São Paulo, sexta-feira, 27 de fevereiro de 2004

Texto Anterior | Próximo Texto | Índice

CINEMA/ESTRÉIA

"LANCE DE SORTE"

Ator fala sobre semelhança da vida real e papel interpretado no filme, e projetos fora de Hollywood

Nolte expõe dependência química na tela

ROCÍO AYUSO
DO "EL PAÍS", EM LOS ANGELES

Se Nick Nolte se caracteriza por uma carreira eclética, obsessiva e bizarra, sua vida errática e extravagante não é mais do que o reflexo perfeito dessa arte.
Que imagem mais clara se poderia ter desse ator de 62 anos do que a foto policial em que ele aparece de camisa havaiana, cabelos desgrenhados e boca entreaberta que, no ano passado, desviou a atenção dos americanos da celebração do 11 de Setembro, quando o ator foi detido por dirigir sob o efeito de drogas?
Em seu trabalho mais recente, "Lance de Sorte", dirigido por Neil Jordan, Nolte encarna um conhecedor das artes e vigarista decadente que precisa superar sua dependência de drogas para dar um último golpe.
 

Pergunta - Não é um problema associar sua imagem artística a seus problemas com as drogas?
Nick Nolte -
Fui dependente toda a minha vida e que não há nada de novo que eu possa dizer a esse respeito. É uma doença bastante específica e sobre a qual acredito saber o bastante, pois passei todo o tempo correndo atrás de cientistas para que me expliquem como funciona. Sem estender-me mais sobre o assunto, direi que meu cérebro sempre quer mais, porque não sabe como relaxar, e isso torna-se um problema. Portanto, não é que eu goste de ser preso por dirigir sob o efeito de drogas, mas às vezes situações desse tipo são necessárias para que eu me dê conta do meu estado.

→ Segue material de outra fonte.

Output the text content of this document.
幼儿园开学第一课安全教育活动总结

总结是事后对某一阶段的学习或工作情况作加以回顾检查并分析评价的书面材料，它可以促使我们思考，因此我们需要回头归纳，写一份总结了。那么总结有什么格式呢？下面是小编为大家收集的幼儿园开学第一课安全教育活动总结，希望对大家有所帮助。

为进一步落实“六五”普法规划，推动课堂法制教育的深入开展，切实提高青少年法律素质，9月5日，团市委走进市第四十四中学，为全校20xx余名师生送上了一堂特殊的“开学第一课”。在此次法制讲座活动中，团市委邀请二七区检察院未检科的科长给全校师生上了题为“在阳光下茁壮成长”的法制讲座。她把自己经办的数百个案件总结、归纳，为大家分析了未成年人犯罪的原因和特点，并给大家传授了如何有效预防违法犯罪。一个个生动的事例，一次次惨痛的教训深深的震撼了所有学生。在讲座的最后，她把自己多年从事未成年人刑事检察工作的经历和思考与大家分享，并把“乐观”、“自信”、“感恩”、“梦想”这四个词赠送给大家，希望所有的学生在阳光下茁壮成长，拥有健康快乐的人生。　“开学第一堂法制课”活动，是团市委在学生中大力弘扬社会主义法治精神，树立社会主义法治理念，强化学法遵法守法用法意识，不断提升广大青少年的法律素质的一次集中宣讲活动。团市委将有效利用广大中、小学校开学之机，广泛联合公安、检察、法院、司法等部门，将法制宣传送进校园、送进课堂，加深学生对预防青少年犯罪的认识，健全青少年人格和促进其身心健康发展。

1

Pergunta - A experiência própria facilitou seu conhecimento do processo de desintoxicação?
Nolte -
É um processo duro, e por isso você é internado num hospital, mas é bastante padronizado. Eu fui a uma das melhores clínicas, a Silver Hills. Você passa 28 dias lá, divide o quarto com outra pessoa e é obrigado a lavar sua própria roupa de baixo, o que faz bem para a humildade. Você assiste a seis palestras diárias e, quatro semanas mais tarde, está limpo. É claro que o segredo do sucesso está em não recair.

Pergunta - No seu caso, o cigarro parece ser uma dependência muito mais difícil de cortar.
Nolte -
Aprendi a fumar ainda criança, e a humanidade inteira inala fumo, sob a forma de cigarros ou outra, há mais de 10 mil anos, se bem que dentro em breve vai ficar impossível fumar nos Estados Unidos. Meu espírito investigativo me leva a ser a favor de um tabaco mais puro.

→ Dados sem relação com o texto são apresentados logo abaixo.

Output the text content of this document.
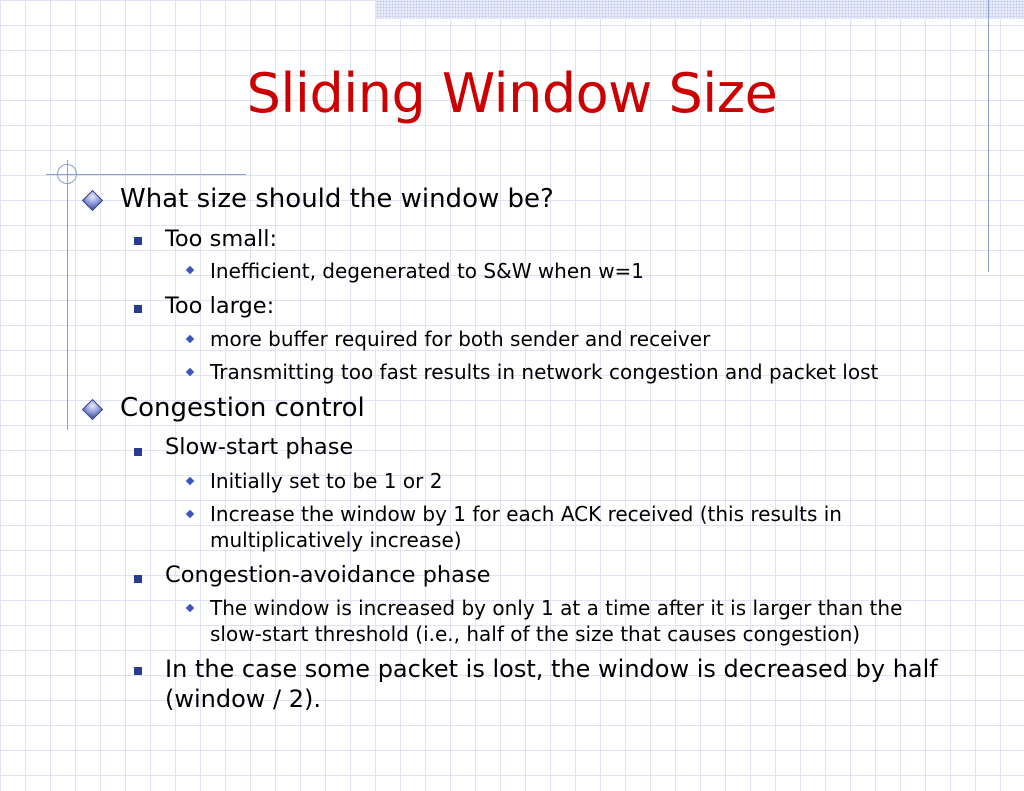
Sliding Window Size
What size should the window be?
Too small:
Inefficient, degenerated to S&W when w=1
Too large:
more buffer required for both sender and receiver
Transmitting too fast results in network congestion and packet lost
Congestion control
Slow-start phase
Initially set to be 1 or 2
Increase the window by 1 for each ACK received (this results in
multiplicatively increase)
Congestion-avoidance phase
The window is increased by only 1 at a time after it is larger than the
slow-start threshold (i.e., half of the size that causes congestion)
In the case some packet is lost, the window is decreased by half
(window / 2).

Pergunta - Foi esse interesse científico que o levou, neste ano, a trabalhar numa grande produção de Hollywood como ""Hulk"?
Nolte -
Desde o momento em que Ang Lee chegou à minha casa e me disse que não sabia como fazer um filme de super-heróis e que, por isso, o que queria era fazer uma grande tragédia, ele despertou todo meu interesse. Ele é mais inteligente do que tudo isso.

Pergunta - Seus projetos mais recentes foram feitos fora de Hollywood, trabalhando agora com Neil Jordan ou com o diretor norueguês Hans Peter Molland em "Beautiful Country". Por quê?
Nolte -
Fora de Hollywood não existe o "star system" que tanto pesa, no qual tudo gira em torno dos astros e estrelas. As criações de Hollywood não passam de produtos enlatados que não parecem nem sequer precisar de roteirista.


Tradução de Clara Allain


Texto Anterior: Erika Palomino
Próximo Texto: Crítica: História e atores compensam maneirismos de Neil Jordan
Índice


Copyright Empresa Folha da Manhã S/A. Todos os direitos reservados. É proibida a reprodução do conteúdo desta página em qualquer meio de comunicação, eletrônico ou impresso, sem autorização escrita da Folhapress.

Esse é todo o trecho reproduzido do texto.